The last time I saw him, Glenn was working at Gaddy's Texaco. We talked about the Southeastern Conference and the ACC and school days and the price of premium unleaded. Same ol' Glenn. Smart as a whip. Red hair and freckles, all the way into adulthood. Once during lunch he bent my little finger back so far I screamed and everyone in the cafeteria got quiet. I miss Glenn.
Boyd was running a Burger King in Aynor, but that was years ago. I once completed a slant pass to him against the Mullins Baby Auctioneers, a moment in time that perfectly captures how one man's treasure is another man's trash. I celebrated a rare completed pass, he was tackled immediately and missed the rest of the season with a knee that looked like it was pregnant. I miss Boyd.

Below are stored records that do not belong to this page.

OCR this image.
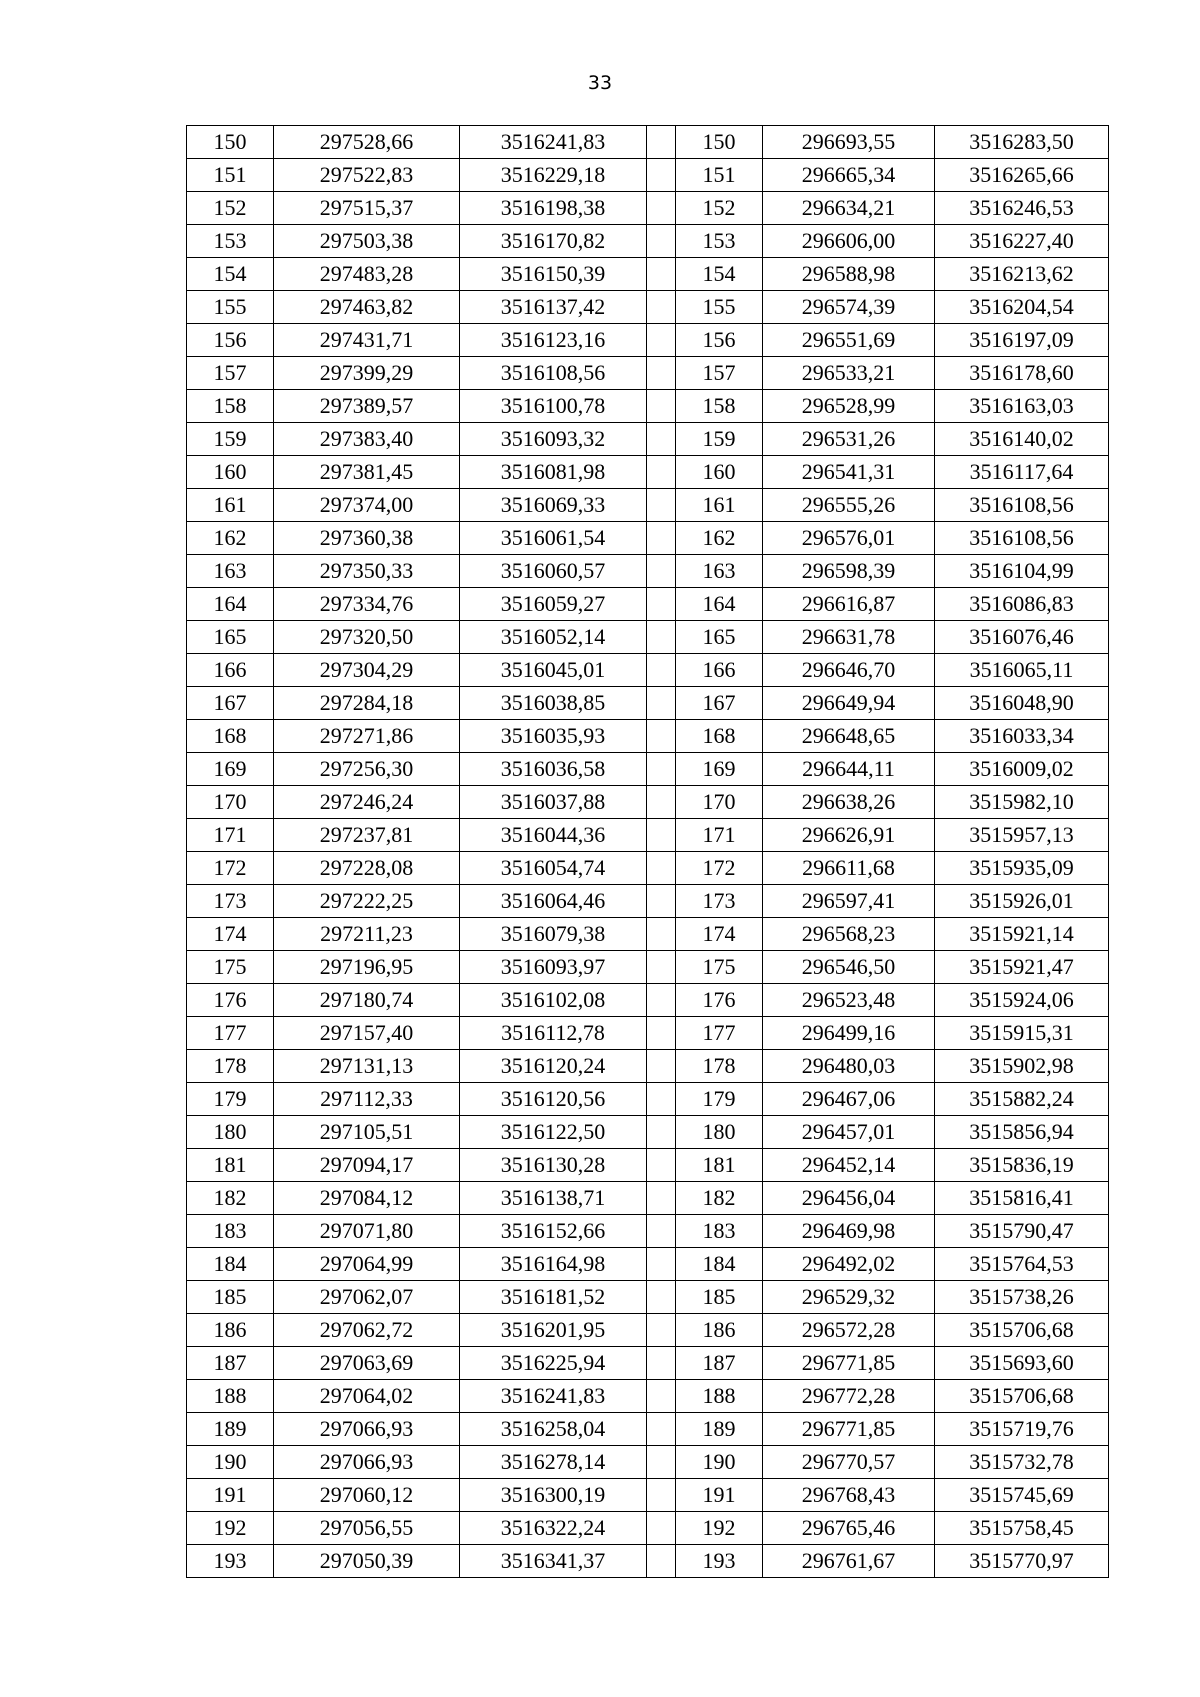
33
150	297528,66	3516241,83		150	296693,55	3516283,50
151	297522,83	3516229,18		151	296665,34	3516265,66
152	297515,37	3516198,38		152	296634,21	3516246,53
153	297503,38	3516170,82		153	296606,00	3516227,40
154	297483,28	3516150,39		154	296588,98	3516213,62
155	297463,82	3516137,42		155	296574,39	3516204,54
156	297431,71	3516123,16		156	296551,69	3516197,09
157	297399,29	3516108,56		157	296533,21	3516178,60
158	297389,57	3516100,78		158	296528,99	3516163,03
159	297383,40	3516093,32		159	296531,26	3516140,02
160	297381,45	3516081,98		160	296541,31	3516117,64
161	297374,00	3516069,33		161	296555,26	3516108,56
162	297360,38	3516061,54		162	296576,01	3516108,56
163	297350,33	3516060,57		163	296598,39	3516104,99
164	297334,76	3516059,27		164	296616,87	3516086,83
165	297320,50	3516052,14		165	296631,78	3516076,46
166	297304,29	3516045,01		166	296646,70	3516065,11
167	297284,18	3516038,85		167	296649,94	3516048,90
168	297271,86	3516035,93		168	296648,65	3516033,34
169	297256,30	3516036,58		169	296644,11	3516009,02
170	297246,24	3516037,88		170	296638,26	3515982,10
171	297237,81	3516044,36		171	296626,91	3515957,13
172	297228,08	3516054,74		172	296611,68	3515935,09
173	297222,25	3516064,46		173	296597,41	3515926,01
174	297211,23	3516079,38		174	296568,23	3515921,14
175	297196,95	3516093,97		175	296546,50	3515921,47
176	297180,74	3516102,08		176	296523,48	3515924,06
177	297157,40	3516112,78		177	296499,16	3515915,31
178	297131,13	3516120,24		178	296480,03	3515902,98
179	297112,33	3516120,56		179	296467,06	3515882,24
180	297105,51	3516122,50		180	296457,01	3515856,94
181	297094,17	3516130,28		181	296452,14	3515836,19
182	297084,12	3516138,71		182	296456,04	3515816,41
183	297071,80	3516152,66		183	296469,98	3515790,47
184	297064,99	3516164,98		184	296492,02	3515764,53
185	297062,07	3516181,52		185	296529,32	3515738,26
186	297062,72	3516201,95		186	296572,28	3515706,68
187	297063,69	3516225,94		187	296771,85	3515693,60
188	297064,02	3516241,83		188	296772,28	3515706,68
189	297066,93	3516258,04		189	296771,85	3515719,76
190	297066,93	3516278,14		190	296770,57	3515732,78
191	297060,12	3516300,19		191	296768,43	3515745,69
192	297056,55	3516322,24		192	296765,46	3515758,45
193	297050,39	3516341,37		193	296761,67	3515770,97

Jay Calhoun was the best pool player I'd ever seen and was, for most stretches of time, my best friend and a natural shortstop, smooth as creek water over rocks. One Fourth of July he had a firecracker explode in his hand, so his mom put butter on it, told him not to pop any more firecrackers, and he didn't. Not with that hand. He just used his other one. He substitute teaches some, they tell me, and still shoots pool. Once he was in the newspaper for his pool shooting, and on television too. I miss him.
Bobby Stubbs' daddy was a hog farmer, and once it was our job to help on castration day. We picked up and placed in an old insecticide bucket what was castrated and poured motor oil on the wounded areas. It was dirty work but even at that innocent age, we knew things could be a lot worse. I mean "» think about it. Bobby lives in the county seat now. Last year, he sold his daddy's hog farm. As any of Mr. Stubbs' hogs could have told you, the world can be dicey sometimes. Bobby's a good guy.
I'm not sure where the Fowler twins are, Jerry and Terry. But I remember the day Mrs. Alice spanked all three of us for sliding down the sliding board with our legs hanging off the sides, even after she'd told us not to. In the second grade, Mrs. Alice ran a tight ship. I miss the Fowler twins. I miss Mrs. Alice, too.
The list goes on, but not for long. There weren't many of us. David Collins has a yard business now and I still remember the day he got bit by all those yellow jackets. His head swelled up like Boyd Flowers' knee after the Mullins game. Hunter Griffin lives in Columbia, last we talked. He gave me "Super Bowl!" by NFL Books, for Christmas, 1972. Signed it and everything. Had all five Super Bowls to date in it. I still have it.
Jerome King is a preacher, I think. Either he is or Charles Tart is. That's what I heard. I think it's Jerome, because the day I fell out of the hay loft in Charles Tart's daddy's barn when I was 8 or 9, Jerome was there and he prayed for me, on the spot. Charles just stared. I tried to breathe. Don't fall out of a hay loft if you can help it, but if you do, make sure Jerome King's nearby. I wish he were now, at least for a day or two. I wish they all were.